From sea to shining see, agriculture is the backbone of this country. Blueberries from Maine, cotton from Texas, and soybeans from Illinois, all provide value to feed, clothe, and fuel our country.
Iowa is the top producing state of corn, soybeans, pigs ,and eggs. Iowa also produces a lot of beef and other commodities. Agricultural products sold in Iowa bring in about $29 billion annually. Only California sells more agricultural goods than Iowa.
One in five Iowans works in agriculture. Agriculture is not only farming. People who work in agriculture might research new plant varieties, engineer tractors, or work in food processing. There are more than 300 careers and about 60,000 U.S. job openings each year in agriculture.
The rich, fertile soils of Iowa drew settlers to the state in the mid-1800s. These early grain farmers needed markets to sell their crops. Brothers John and Robert Stuart founded the Quaker Oats company in Cedar Rapids to buy local cereal grains and turn them into a variety of products for people on the east coast. Railroads were also built to send cattle from the grasslands to the slaughterhouses of Chicago. With these businesses, railroads, and jobs came more people.
Iowa agriculture has made an impact globally as well. A typhoon that hit Japan in 1959 killed a lot of livestock there. Iowa flew 35 pigs to Japan to help repopulate their herds. Many of the pigs in Japan today have lineage that can be traced back to Iowa. These good relationships means that Iowa has trading partners to buy the products that we grow. High demand for these products ensures good prices for farmers.

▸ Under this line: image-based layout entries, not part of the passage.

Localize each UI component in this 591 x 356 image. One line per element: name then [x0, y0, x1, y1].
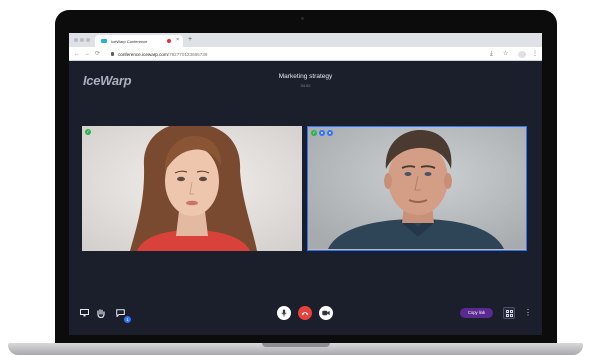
participant-video-2-active-speaker[interactable]: ✓ ● ● — [307, 126, 527, 251]
recording-indicator-icon — [167, 39, 171, 43]
webcam — [301, 17, 304, 20]
grid-layout-button[interactable] — [503, 307, 515, 319]
lock-icon — [111, 52, 114, 56]
participant-1-image — [82, 126, 302, 251]
video-camera-icon — [322, 310, 330, 316]
window-maximize-dot[interactable] — [86, 38, 90, 42]
raise-hand-icon[interactable] — [95, 307, 107, 319]
reload-icon[interactable]: ⟳ — [95, 50, 100, 58]
participant-2-image — [308, 127, 526, 249]
screen: IceWarp Conference × + ← → ⟳ conference.… — [69, 33, 542, 335]
browser-toolbar: ← → ⟳ conference.icewarp.com/78277012366… — [69, 47, 542, 61]
grid-cell-icon — [509, 313, 513, 317]
meeting-timer: 34:52 — [300, 83, 311, 88]
camera-button[interactable] — [319, 306, 333, 320]
grid-cell-icon — [509, 309, 513, 313]
new-tab-button[interactable]: + — [188, 35, 192, 45]
screen-share-icon[interactable] — [78, 307, 90, 319]
browser-tab[interactable]: IceWarp Conference × — [95, 35, 183, 47]
grid-cell-icon — [505, 309, 509, 313]
participant-video-1[interactable]: ✓ — [82, 126, 302, 251]
icewarp-favicon-icon — [101, 39, 107, 43]
forward-icon[interactable]: → — [84, 50, 90, 58]
meeting-title: Marketing strategy — [278, 73, 333, 80]
tab-title: IceWarp Conference — [111, 38, 148, 44]
tab-close-icon[interactable]: × — [176, 37, 179, 43]
microphone-button[interactable] — [277, 306, 291, 320]
participant-2-video-icon: ● — [327, 130, 333, 136]
more-options-icon[interactable]: ⋮ — [524, 307, 532, 319]
window-close-dot[interactable] — [74, 38, 78, 42]
grid-cell-icon — [505, 313, 509, 317]
participant-2-status-icon: ✓ — [311, 130, 317, 136]
back-icon[interactable]: ← — [74, 50, 80, 58]
url-path: /782770123665739 — [167, 51, 208, 57]
download-icon[interactable]: ⤓ — [490, 50, 493, 58]
microphone-icon — [281, 309, 287, 317]
copy-link-button[interactable]: Copy link — [460, 308, 493, 318]
laptop-hinge-notch — [262, 343, 330, 347]
laptop-frame: IceWarp Conference × + ← → ⟳ conference.… — [0, 0, 591, 356]
bookmark-star-icon[interactable]: ☆ — [503, 50, 508, 58]
participant-2-audio-icon: ● — [319, 130, 325, 136]
chat-unread-badge: 1 — [124, 316, 131, 323]
profile-avatar[interactable] — [518, 51, 526, 58]
phone-hangup-icon — [301, 311, 309, 315]
address-bar[interactable]: conference.icewarp.com/782770123665739 — [107, 49, 499, 59]
browser-tab-bar: IceWarp Conference × + — [69, 33, 542, 47]
hang-up-button[interactable] — [298, 306, 312, 320]
url-host: conference.icewarp.com — [118, 51, 168, 57]
participant-1-status-icon: ✓ — [85, 129, 91, 135]
browser-menu-icon[interactable]: ⋮ — [532, 50, 538, 58]
window-minimize-dot[interactable] — [80, 38, 84, 42]
url-text: conference.icewarp.com/782770123665739 — [118, 52, 207, 57]
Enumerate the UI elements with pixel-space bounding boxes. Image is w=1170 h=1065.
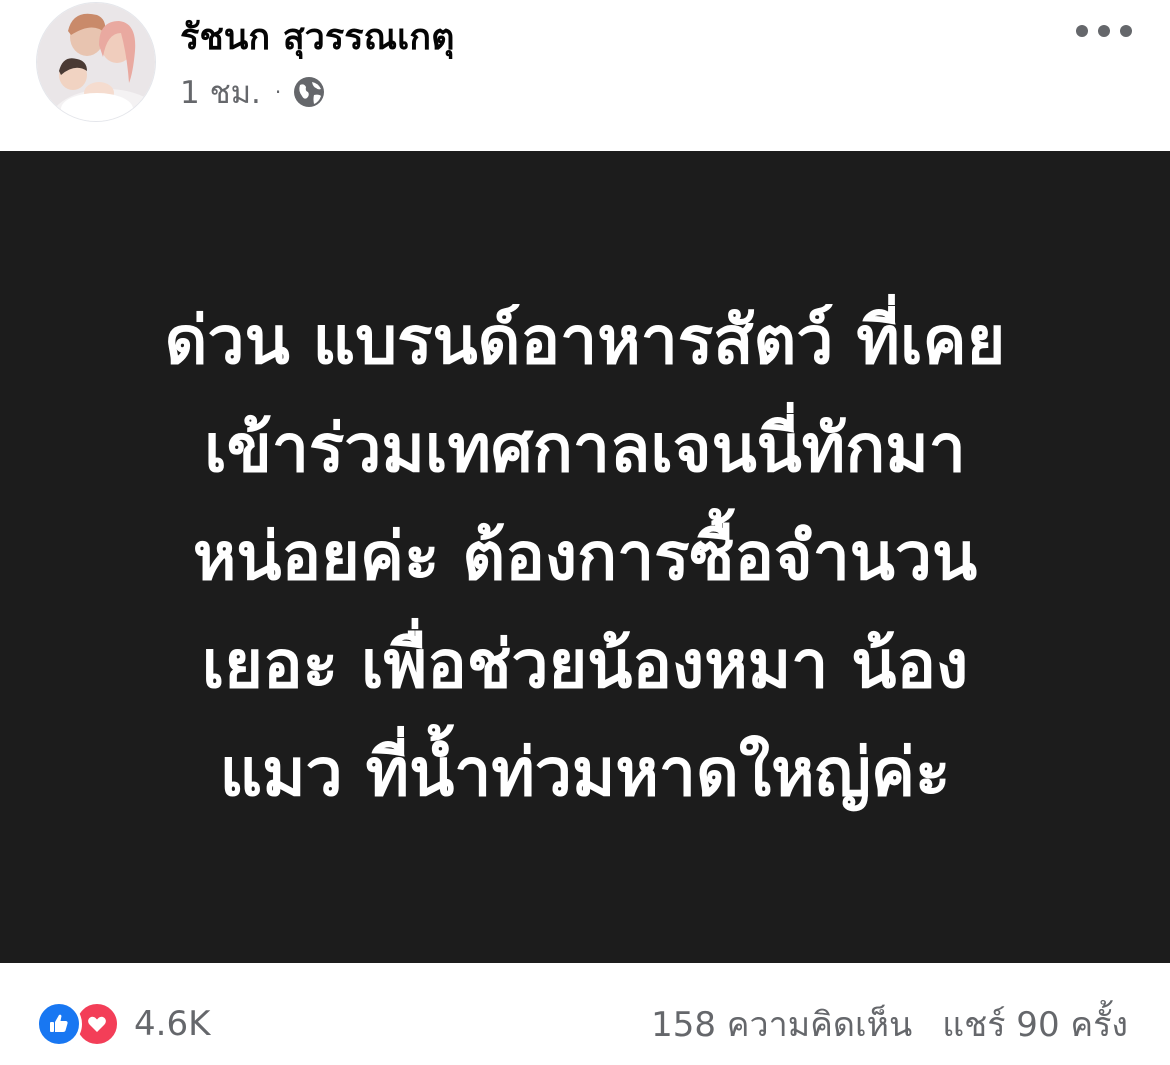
post-text-card[interactable]: ด่วน แบรนด์อาหารสัตว์ ที่เคย เข้าร่วมเทศ… — [0, 151, 1170, 963]
more-dots-icon — [1120, 25, 1132, 37]
shares-count-link[interactable]: แชร์ 90 ครั้ง — [942, 997, 1128, 1051]
post-header: รัชนก สุวรรณเกตุ 1 ชม. · — [0, 0, 1170, 150]
post-text-line: ด่วน แบรนด์อาหารสัตว์ ที่เคย — [164, 302, 1006, 379]
post-text-line: เยอะ เพื่อช่วยน้องหมา น้อง — [201, 626, 969, 703]
meta-separator: · — [274, 80, 282, 104]
author-name[interactable]: รัชนก สุวรรณเกตุ — [180, 14, 454, 62]
reaction-count: 4.6K — [134, 1004, 211, 1044]
more-dots-icon — [1098, 25, 1110, 37]
engagement-stats: 158 ความคิดเห็น แชร์ 90 ครั้ง — [651, 999, 1128, 1049]
comments-count-link[interactable]: 158 ความคิดเห็น — [651, 997, 912, 1051]
post-text-line: แมว ที่น้ำท่วมหาดใหญ่ค่ะ — [219, 734, 951, 811]
post-meta: 1 ชม. · — [180, 72, 327, 112]
post-time[interactable]: 1 ชม. — [180, 67, 261, 117]
post-text-line: เข้าร่วมเทศกาลเจนนี่ทักมา — [204, 410, 966, 487]
avatar-photo — [37, 3, 155, 121]
globe-icon[interactable] — [291, 74, 327, 110]
post-text: ด่วน แบรนด์อาหารสัตว์ ที่เคย เข้าร่วมเทศ… — [85, 287, 1085, 827]
more-options-button[interactable] — [1076, 14, 1132, 48]
reactions-summary[interactable]: 4.6K — [36, 999, 210, 1049]
post-footer: 4.6K 158 ความคิดเห็น แชร์ 90 ครั้ง — [0, 963, 1170, 1065]
like-icon — [36, 1001, 82, 1047]
post-text-line: หน่อยค่ะ ต้องการซื้อจำนวน — [192, 518, 978, 595]
more-dots-icon — [1076, 25, 1088, 37]
avatar[interactable] — [36, 2, 156, 122]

This history of being a leader in agricultural production carries a weight of stewardship. Farmers need and want to have high quality soil to grow their crops. Farmers practice techniques like cover crops and no-till farming to ensure soil health. Manure from livestock is returned to the fields where it can add nutrients and build organic matter.
The 30.5 million acres in Iowa used for growing crops and raising livestock are truly our most valuable resource and help Iowa be a leader in American agriculture.